Os resultados mostraram que mais de metade dos inquiridos está acima do peso (52%). Uma situação que não preocupa a todos: 63% reconheceram o problema, mas apenas 28% assumiram estar insatisfeitos com o seu corpo. Ainda assim, 54% estão a tentar emagrecer.

55% dos participantes admitiram que a principal razão para o peso a mais é a falta de exercício físico, seguida pelo comportamento alimentar, com 48% dos votos.

Ao analisarmos a média de quilos perdidos nos diferentes métodos para emagrecer, verificamos que, em termos percentuais, o aumento do exercício contribuiu para a eliminação de 26% do peso em excesso. Quando a atividade física foi acompanhada de um regime alimentar personalizado, os resultados subiram até aos 40 por cento.

Os participantes do estudo estão cientes de que a falta de exercício físico e o comportamento alimentar são as principais razões para os quilos a mais.
Os participantes do estudo estão cientes de que a falta de exercício físico e o comportamento alimentar são as principais razões para os quilos a mais.

Quilos voltam depois da dieta
A esmagadora maioria dos participantes (92%) admitiu já ter tentado controlar ou perder peso. Ao tomar a decisão, 40% avançaram por conta própria. Apenas 1 em cada 5 optou pelo acompanhamento de um nutricionista.

Mas apesar dos esforços, manter a boa forma parece sol de pouca dura. Após a dieta, 42% dos participantes ganharam alguns quilos (porém continuam a pesar menos), 28% voltaram ao peso anterior e 16% ultrapassaram-no. Apenas 14% conseguiram conservar a boa forma.

Obesidade e doenças de mãos dadas
O predomínio de doenças crónicas mostrou-se maior em 43% dos inquiridos com pré-obesidade e em 55% dos que tinham obesidade. Nos participantes com peso normal, o valor foi mais baixo: 34 por cento.

Também identificámos no nosso estudo problemas relacionados com a ansiedade e a depressão. À pergunta "No geral, como descreve o seu atual estado emocional?", 64,5% dos entrevistados com obesidade e 14,1% com pré-obesidade responderam "Muito mau. Mal consigo lidar com as coisas". Só 6,6% dos obesos e 25,8% dos pré-obesos optaram pela resposta "Muito bom. A vida corre basicamente como eu gostaria".
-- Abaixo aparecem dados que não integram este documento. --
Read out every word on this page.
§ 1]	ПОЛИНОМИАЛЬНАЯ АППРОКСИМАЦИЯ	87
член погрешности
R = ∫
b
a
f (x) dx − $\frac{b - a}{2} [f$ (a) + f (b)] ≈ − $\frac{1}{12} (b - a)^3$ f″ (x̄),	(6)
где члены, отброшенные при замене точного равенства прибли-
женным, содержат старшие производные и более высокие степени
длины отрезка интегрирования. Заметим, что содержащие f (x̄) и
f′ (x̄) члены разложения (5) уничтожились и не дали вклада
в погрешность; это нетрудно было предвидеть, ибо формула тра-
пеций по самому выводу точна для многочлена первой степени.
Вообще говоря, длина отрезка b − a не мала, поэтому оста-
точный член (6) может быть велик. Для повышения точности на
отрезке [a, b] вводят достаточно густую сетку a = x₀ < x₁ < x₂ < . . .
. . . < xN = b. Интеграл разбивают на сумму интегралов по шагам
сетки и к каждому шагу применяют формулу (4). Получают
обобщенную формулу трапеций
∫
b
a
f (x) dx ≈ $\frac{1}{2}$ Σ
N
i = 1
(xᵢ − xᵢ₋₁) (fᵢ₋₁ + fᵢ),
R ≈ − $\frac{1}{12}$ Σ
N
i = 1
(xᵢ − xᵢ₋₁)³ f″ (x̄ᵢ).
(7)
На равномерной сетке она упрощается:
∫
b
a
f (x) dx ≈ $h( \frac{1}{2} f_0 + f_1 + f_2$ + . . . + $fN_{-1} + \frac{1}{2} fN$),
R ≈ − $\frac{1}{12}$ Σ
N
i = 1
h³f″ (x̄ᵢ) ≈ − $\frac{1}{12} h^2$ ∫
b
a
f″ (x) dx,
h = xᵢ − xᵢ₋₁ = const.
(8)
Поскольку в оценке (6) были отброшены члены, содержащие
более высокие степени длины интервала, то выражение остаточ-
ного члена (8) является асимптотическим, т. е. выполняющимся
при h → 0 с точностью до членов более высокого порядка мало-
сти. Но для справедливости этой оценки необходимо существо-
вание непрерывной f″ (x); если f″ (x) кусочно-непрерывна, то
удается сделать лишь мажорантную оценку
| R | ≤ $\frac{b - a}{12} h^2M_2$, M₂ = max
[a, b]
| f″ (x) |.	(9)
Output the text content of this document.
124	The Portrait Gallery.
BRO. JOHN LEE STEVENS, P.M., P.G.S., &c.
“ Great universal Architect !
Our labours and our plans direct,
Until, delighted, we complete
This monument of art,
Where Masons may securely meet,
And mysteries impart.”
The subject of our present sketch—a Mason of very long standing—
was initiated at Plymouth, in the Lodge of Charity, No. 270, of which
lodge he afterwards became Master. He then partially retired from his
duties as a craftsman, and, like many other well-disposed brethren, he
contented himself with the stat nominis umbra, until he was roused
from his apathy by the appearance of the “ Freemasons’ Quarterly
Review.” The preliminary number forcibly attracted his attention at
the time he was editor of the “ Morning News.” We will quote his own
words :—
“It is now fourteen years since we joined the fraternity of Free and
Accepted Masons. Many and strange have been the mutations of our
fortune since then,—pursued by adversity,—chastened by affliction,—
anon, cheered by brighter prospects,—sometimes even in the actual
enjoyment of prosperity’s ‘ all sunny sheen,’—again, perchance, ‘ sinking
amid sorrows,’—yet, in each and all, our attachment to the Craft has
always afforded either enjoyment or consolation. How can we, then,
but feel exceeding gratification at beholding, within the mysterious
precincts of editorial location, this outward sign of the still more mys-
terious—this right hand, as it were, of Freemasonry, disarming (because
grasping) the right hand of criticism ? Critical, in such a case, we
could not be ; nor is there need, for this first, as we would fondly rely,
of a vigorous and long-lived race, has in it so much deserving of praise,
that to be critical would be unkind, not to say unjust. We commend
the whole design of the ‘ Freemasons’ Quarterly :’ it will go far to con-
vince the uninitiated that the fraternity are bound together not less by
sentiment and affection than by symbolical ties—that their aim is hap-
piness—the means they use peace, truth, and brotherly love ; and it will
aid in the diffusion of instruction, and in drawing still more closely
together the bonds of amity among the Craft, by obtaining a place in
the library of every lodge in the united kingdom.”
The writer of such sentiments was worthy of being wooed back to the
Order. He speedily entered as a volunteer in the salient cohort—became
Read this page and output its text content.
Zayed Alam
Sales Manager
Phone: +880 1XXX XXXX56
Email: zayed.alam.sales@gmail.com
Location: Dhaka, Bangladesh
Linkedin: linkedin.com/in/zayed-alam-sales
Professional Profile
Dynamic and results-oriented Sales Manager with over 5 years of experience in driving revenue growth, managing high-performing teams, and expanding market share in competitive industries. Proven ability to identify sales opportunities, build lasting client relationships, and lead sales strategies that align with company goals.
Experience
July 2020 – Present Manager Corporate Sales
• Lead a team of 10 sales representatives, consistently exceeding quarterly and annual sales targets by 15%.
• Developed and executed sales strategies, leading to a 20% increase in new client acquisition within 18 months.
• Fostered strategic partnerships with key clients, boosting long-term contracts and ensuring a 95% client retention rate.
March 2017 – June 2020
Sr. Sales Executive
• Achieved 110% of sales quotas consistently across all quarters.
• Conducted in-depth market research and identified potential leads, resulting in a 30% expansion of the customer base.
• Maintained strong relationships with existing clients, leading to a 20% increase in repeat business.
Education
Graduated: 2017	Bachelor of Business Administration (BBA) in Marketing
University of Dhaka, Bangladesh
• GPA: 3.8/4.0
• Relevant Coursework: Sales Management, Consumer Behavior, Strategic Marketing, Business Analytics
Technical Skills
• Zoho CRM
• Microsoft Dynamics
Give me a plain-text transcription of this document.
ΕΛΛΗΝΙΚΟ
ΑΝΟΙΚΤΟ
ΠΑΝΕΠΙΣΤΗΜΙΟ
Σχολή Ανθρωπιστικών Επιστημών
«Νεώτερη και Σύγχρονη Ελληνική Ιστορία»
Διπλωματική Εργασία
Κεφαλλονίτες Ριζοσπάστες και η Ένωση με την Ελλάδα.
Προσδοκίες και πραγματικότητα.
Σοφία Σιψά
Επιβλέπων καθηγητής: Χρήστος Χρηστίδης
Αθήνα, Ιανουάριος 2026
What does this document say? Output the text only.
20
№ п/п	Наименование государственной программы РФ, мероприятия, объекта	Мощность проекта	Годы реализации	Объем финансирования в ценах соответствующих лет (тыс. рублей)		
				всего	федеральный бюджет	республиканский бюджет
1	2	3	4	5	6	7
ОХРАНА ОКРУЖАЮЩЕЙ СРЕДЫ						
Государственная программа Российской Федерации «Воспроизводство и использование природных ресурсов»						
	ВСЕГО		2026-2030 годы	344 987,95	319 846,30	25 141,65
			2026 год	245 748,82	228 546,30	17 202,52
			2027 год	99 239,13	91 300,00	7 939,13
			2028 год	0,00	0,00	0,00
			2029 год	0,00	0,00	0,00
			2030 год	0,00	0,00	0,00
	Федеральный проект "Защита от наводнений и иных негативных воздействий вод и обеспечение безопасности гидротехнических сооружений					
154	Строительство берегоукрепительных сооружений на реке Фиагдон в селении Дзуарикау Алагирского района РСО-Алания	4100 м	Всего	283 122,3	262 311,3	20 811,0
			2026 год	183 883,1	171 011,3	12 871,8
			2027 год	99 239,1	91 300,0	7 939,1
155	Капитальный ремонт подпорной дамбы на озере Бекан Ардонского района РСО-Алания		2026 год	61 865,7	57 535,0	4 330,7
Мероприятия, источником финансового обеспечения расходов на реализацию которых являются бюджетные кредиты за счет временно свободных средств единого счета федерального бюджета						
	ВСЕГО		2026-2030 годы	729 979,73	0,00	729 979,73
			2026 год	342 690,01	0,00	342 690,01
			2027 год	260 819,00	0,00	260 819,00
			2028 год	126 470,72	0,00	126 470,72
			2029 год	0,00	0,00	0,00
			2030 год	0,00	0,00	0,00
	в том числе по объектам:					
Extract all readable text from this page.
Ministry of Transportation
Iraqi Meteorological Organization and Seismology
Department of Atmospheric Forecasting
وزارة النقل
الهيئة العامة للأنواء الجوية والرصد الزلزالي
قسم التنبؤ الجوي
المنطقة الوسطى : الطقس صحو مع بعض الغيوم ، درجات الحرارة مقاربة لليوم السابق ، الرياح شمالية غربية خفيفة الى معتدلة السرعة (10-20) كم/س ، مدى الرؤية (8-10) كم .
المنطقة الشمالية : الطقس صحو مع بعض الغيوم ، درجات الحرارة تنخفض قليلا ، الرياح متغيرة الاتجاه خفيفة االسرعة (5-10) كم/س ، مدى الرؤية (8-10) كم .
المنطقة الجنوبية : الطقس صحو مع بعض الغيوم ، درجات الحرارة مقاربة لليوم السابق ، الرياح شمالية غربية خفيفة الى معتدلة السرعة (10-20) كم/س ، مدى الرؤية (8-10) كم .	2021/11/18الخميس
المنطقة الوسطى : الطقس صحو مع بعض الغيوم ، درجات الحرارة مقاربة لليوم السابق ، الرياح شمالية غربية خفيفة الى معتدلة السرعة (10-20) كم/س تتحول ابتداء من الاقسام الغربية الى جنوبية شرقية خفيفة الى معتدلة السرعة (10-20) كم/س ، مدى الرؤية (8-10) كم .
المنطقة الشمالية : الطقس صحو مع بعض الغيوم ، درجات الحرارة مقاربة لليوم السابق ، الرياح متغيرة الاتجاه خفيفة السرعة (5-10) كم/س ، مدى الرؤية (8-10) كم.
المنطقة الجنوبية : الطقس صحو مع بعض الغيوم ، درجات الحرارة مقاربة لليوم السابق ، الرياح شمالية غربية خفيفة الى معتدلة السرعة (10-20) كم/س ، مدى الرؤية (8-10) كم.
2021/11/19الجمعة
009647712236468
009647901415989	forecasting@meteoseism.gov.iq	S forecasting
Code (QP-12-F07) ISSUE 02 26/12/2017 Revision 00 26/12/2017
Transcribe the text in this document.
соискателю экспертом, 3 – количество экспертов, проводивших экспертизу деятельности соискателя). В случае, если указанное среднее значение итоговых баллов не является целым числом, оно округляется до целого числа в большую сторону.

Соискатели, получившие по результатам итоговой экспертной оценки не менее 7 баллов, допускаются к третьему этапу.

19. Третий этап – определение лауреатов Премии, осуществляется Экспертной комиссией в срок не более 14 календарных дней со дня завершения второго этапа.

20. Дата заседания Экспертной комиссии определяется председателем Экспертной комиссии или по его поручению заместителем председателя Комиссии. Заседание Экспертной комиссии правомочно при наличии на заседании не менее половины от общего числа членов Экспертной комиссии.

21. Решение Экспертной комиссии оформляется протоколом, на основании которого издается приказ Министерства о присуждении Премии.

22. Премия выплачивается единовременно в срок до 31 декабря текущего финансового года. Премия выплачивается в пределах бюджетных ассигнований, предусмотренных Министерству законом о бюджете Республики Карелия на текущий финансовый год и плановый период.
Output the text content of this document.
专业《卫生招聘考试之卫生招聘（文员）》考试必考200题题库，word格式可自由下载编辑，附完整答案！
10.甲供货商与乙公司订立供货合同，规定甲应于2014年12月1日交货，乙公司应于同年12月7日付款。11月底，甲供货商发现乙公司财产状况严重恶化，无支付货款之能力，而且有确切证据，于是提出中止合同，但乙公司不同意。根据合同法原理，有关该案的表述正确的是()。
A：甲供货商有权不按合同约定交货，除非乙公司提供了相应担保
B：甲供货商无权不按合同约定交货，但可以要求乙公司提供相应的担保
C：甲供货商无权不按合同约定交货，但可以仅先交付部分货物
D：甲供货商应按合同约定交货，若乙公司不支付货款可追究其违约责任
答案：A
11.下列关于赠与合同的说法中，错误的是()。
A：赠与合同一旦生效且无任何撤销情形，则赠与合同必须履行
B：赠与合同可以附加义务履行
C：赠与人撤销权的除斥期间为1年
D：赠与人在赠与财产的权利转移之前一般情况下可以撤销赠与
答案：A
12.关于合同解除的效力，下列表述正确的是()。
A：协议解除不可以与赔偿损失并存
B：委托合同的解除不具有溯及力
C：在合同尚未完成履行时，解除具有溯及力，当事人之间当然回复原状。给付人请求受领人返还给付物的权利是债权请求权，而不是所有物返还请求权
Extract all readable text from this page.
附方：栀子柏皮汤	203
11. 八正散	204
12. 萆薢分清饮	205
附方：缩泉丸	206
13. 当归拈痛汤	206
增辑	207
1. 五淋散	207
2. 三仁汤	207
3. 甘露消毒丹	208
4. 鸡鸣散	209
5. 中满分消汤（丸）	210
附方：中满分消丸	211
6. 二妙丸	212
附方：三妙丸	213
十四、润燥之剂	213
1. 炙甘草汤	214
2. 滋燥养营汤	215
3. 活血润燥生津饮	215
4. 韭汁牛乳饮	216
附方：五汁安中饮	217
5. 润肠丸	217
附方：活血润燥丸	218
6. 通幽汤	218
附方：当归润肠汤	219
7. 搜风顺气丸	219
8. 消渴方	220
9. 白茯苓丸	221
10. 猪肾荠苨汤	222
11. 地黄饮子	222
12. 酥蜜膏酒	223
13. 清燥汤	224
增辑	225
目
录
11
Muita informação, pouca prática
Em 2001, 55% dos homens e 60% das mulheres que participaram no nosso imquérito afirmaram sentir a necessidade de perder peso. Os números aumentaram para 62% e 63%, respetivamente, no estudo de 2013. 

Mas se avaliarmos o cenário global, concluímos que não é por estarem mais conscientes sobre o excesso de peso que os portugueses estão a adotar soluções práticas para ultrapassar o problema. É preciso investir na divulgação de respostas efetivas e duradouras, que permitam alterar a situação a longo prazo.